Если же нет, тогда кто-нибудь заметит, что́ у нее на уме: что бы ни думали люди, психиатры — опытные специалисты. Тогда врачи сделают все, чтобы ее защитить. Я сказал Фионе правду: план далеко не идеальный, однако в данном деле для совершенства места уже не было.
Прежде чем уйти из комнаты Эммы, я встал у окна, отодвинул занавеску и посмотрел на ряды недостроенных домов, за которыми тянулся берег. Близилась зима: на часах всего три, а свет уже впитал в себя вечернюю меланхолию и синеву моря, превратив его в бурное серое полотно с белыми полосками пены. Пластиковая пленка на окнах логова Конора гудела на ветру; окрестные дома отбрасывали безумные тени на дорогу. Городок был похож на Помпеи, на археологические раскопки, открытые для туристов, чтобы они бродили здесь, разинув рот и выгибая шеи, стараясь представить себе катастрофу, которая уничтожила всех обитателей — пока через несколько лет руины не рассыплются в прах, посреди кухонь не вырастут муравейники, а лампы не оплетут побеги плюща.
Я тихонько закрыл за собой дверь. На лестничной площадке, рядом с бухтой кабеля, который тянулся в сторону ванной, стояла драгоценная камера Ричи. Она была направлена на люк; на корпусе мигал красный огонек, указывая, что идет запись. Между камерой и стеной уже свил гамак-паутину серый паучок.

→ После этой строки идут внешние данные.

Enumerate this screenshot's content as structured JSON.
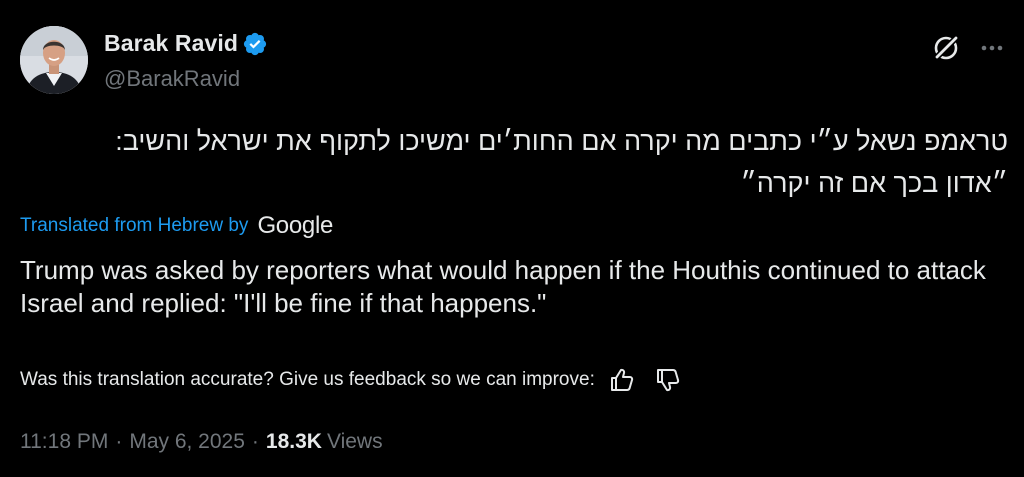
{
  "author": {
    "display_name": "Barak Ravid",
    "handle": "@BarakRavid",
    "verified": true
  },
  "tweet": {
    "original_lines": [
      "טראמפ נשאל ע״י כתבים מה יקרה אם החות׳ים ימשיכו לתקוף את ישראל והשיב:",
      "״אדון בכך אם זה יקרה״"
    ],
    "translated_from_label": "Translated from Hebrew by",
    "translator": "Google",
    "translation": "Trump was asked by reporters what would happen if the Houthis continued to attack Israel and replied: \"I'll be fine if that happens.\"",
    "feedback_prompt": "Was this translation accurate? Give us feedback so we can improve:"
  },
  "meta": {
    "time": "11:18 PM",
    "separator": "·",
    "date": "May 6, 2025",
    "views_count": "18.3K",
    "views_label": "Views"
  },
  "icons": {
    "verified": "verified-badge-icon",
    "grok": "grok-icon",
    "more": "more-options-icon",
    "thumbs_up": "thumbs-up-icon",
    "thumbs_down": "thumbs-down-icon"
  },
  "colors": {
    "background": "#000000",
    "text_primary": "#e7e9ea",
    "text_secondary": "#71767b",
    "accent": "#1d9bf0"
  }
}
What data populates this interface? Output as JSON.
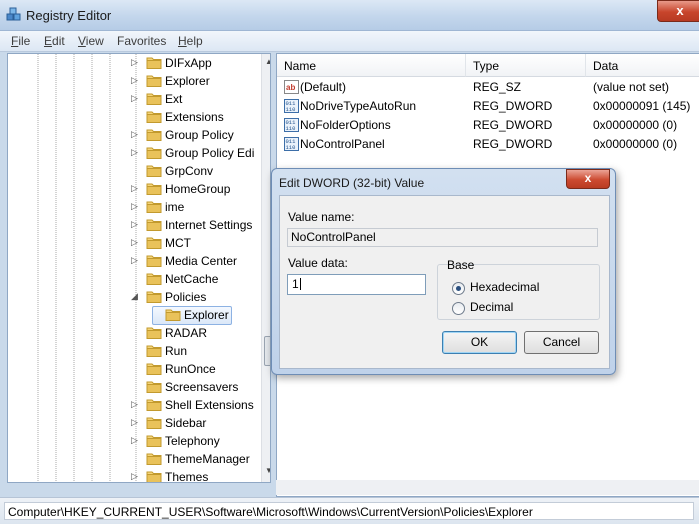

На чердаке ветер тек сквозь дыру под крышей, завывая словно лисица или баньши. Прищурившись, я заглянул в люк, и на секунду мне почудилось, что на чердаке кто-то есть — движущиеся, сливающиеся тени, комок мышц, — но я моргнул, и там не осталось ничего, кроме темноты и потока холодного воздуха.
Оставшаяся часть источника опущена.